Tuesday, April 21, 2009

Blogger = Elite, Wealthy

Oh dear. The Wall Street Journal conflates blogging with bloviating again (although Alan Murray has resonable things to say about charging for online content). It's a common mistake. A lot of old-school journalists make it. Russell Crowe's character did it in State of Play. I hear a New York Times reporter or other likewise presumed prestigious journalist make this mistake probably at least once a month.

It's okay. The Internet can be scary and confusing for some people. Here, let me explain. Blogging is a medium, not a genre. You can have a reported blog. TPM does it every day. You can have a blog that consists of paid adveritisng, much like infomercials on television or those junk glossies you can pick up for free at a coffee shop. You can also have an opinionated blog (mine is pretty much that), but the thing that links them together is not necessarily screeching about this or that, it is simply that they are all websites with dated entries.

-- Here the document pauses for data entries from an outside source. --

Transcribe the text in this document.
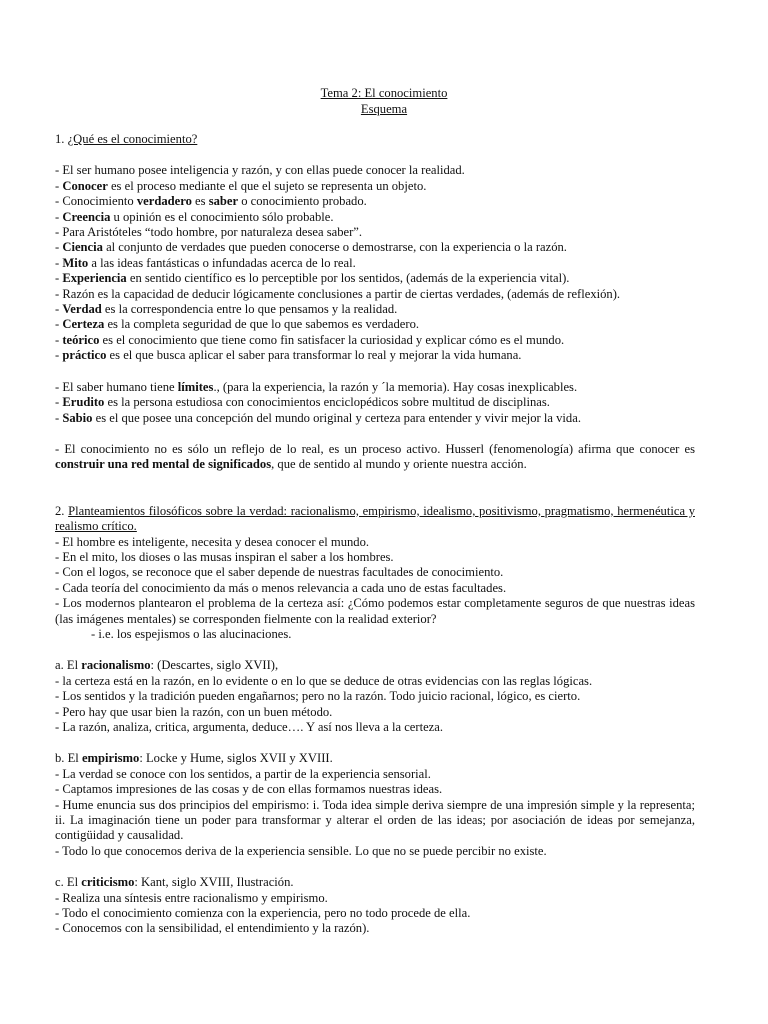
Tema 2: El conocimiento
Esquema
1. ¿Qué es el conocimiento?
- El ser humano posee inteligencia y razón, y con ellas puede conocer la realidad.
- Conocer es el proceso mediante el que el sujeto se representa un objeto.
- Conocimiento verdadero es saber o conocimiento probado.
- Creencia u opinión es el conocimiento sólo probable.
- Para Aristóteles “todo hombre, por naturaleza desea saber”.
- Ciencia al conjunto de verdades que pueden conocerse o demostrarse, con la experiencia o la razón.
- Mito a las ideas fantásticas o infundadas acerca de lo real.
- Experiencia en sentido científico es lo perceptible por los sentidos, (además de la experiencia vital).
- Razón es la capacidad de deducir lógicamente conclusiones a partir de ciertas verdades, (además de reflexión).
- Verdad es la correspondencia entre lo que pensamos y la realidad.
- Certeza es la completa seguridad de que lo que sabemos es verdadero.
- teórico es el conocimiento que tiene como fin satisfacer la curiosidad y explicar cómo es el mundo.
- práctico es el que busca aplicar el saber para transformar lo real y mejorar la vida humana.
- El saber humano tiene límites., (para la experiencia, la razón y ´la memoria). Hay cosas inexplicables.
- Erudito es la persona estudiosa con conocimientos enciclopédicos sobre multitud de disciplinas.
- Sabio es el que posee una concepción del mundo original y certeza para entender y vivir mejor la vida.
- El conocimiento no es sólo un reflejo de lo real, es un proceso activo. Husserl (fenomenología) afirma que conocer es construir una red mental de significados, que de sentido al mundo y oriente nuestra acción.
2. Planteamientos filosóficos sobre la verdad: racionalismo, empirismo, idealismo, positivismo, pragmatismo, hermenéutica y realismo crítico.
- El hombre es inteligente, necesita y desea conocer el mundo.
- En el mito, los dioses o las musas inspiran el saber a los hombres.
- Con el logos, se reconoce que el saber depende de nuestras facultades de conocimiento.
- Cada teoría del conocimiento da más o menos relevancia a cada uno de estas facultades.
- Los modernos plantearon el problema de la certeza así: ¿Cómo podemos estar completamente seguros de que nuestras ideas (las imágenes mentales) se corresponden fielmente con la realidad exterior?
- i.e. los espejismos o las alucinaciones.
a. El racionalismo: (Descartes, siglo XVII),
- la certeza está en la razón, en lo evidente o en lo que se deduce de otras evidencias con las reglas lógicas.
- Los sentidos y la tradición pueden engañarnos; pero no la razón. Todo juicio racional, lógico, es cierto.
- Pero hay que usar bien la razón, con un buen método.
- La razón, analiza, critica, argumenta, deduce…. Y así nos lleva a la certeza.
b. El empirismo: Locke y Hume, siglos XVII y XVIII.
- La verdad se conoce con los sentidos, a partir de la experiencia sensorial.
- Captamos impresiones de las cosas y de con ellas formamos nuestras ideas.
- Hume enuncia sus dos principios del empirismo: i. Toda idea simple deriva siempre de una impresión simple y la representa; ii. La imaginación tiene un poder para transformar y alterar el orden de las ideas; por asociación de ideas por semejanza, contigüidad y causalidad.
- Todo lo que conocemos deriva de la experiencia sensible. Lo que no se puede percibir no existe.
c. El criticismo: Kant, siglo XVIII, Ilustración.
- Realiza una síntesis entre racionalismo y empirismo.
- Todo el conocimiento comienza con la experiencia, pero no todo procede de ella.
- Conocemos con la sensibilidad, el entendimiento y la razón).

It's interesting that the WSJ shows that there's some professionalization of the medium:
The best studies we can find say we are a nation of over 20 million bloggers, with 1.7 million profiting from the work, and 452,000 of those using blogging as their primary source of income. That's almost 2 million Americans getting paid by the word, the post, or the click -- whether on their site or someone else's. And that's nearly half a million of whom it can be said, as Bob Dylan did of Hurricane Carter: "It's my work he'd say, I do it for pay."
But it also shows that there's some replication of the old media paradigm:
Demographically, bloggers are extremely well educated: three out of every four are college graduates. Most are white males reporting above-average incomes. One out of three young people reports blogging, but bloggers who do it for a living successfully are 2% of bloggers overall. It takes about 100,000 unique visitors a month to generate an income of $75,000 a year.
Hm, that seems an awful lot like the Village Voice contributors of yore.

Look, media has always been dominated by a wealthy, white, male elite. For the most part, it still is today. Women are consistently about a third of bylines and minority reporters in the newspaper industry are on the decline. It's not exactly a represenative industry. It's true that many of the old paradigms are getting replicated in a new medium when you're talking about top-tier bloggers.

That said, there are plenty of people that blog that don't fall under the category of the WWME. That's why sites like Racialicious and Feministing have grown increasingly popular in recent years. At least these are sites that are devoted to a niche audience that has historically been neglected by more mainstream publications. I hope that blogging won't remain the stereotype of grizzled white dude reporter. Maybe these numbers will shift as the medium itself changes.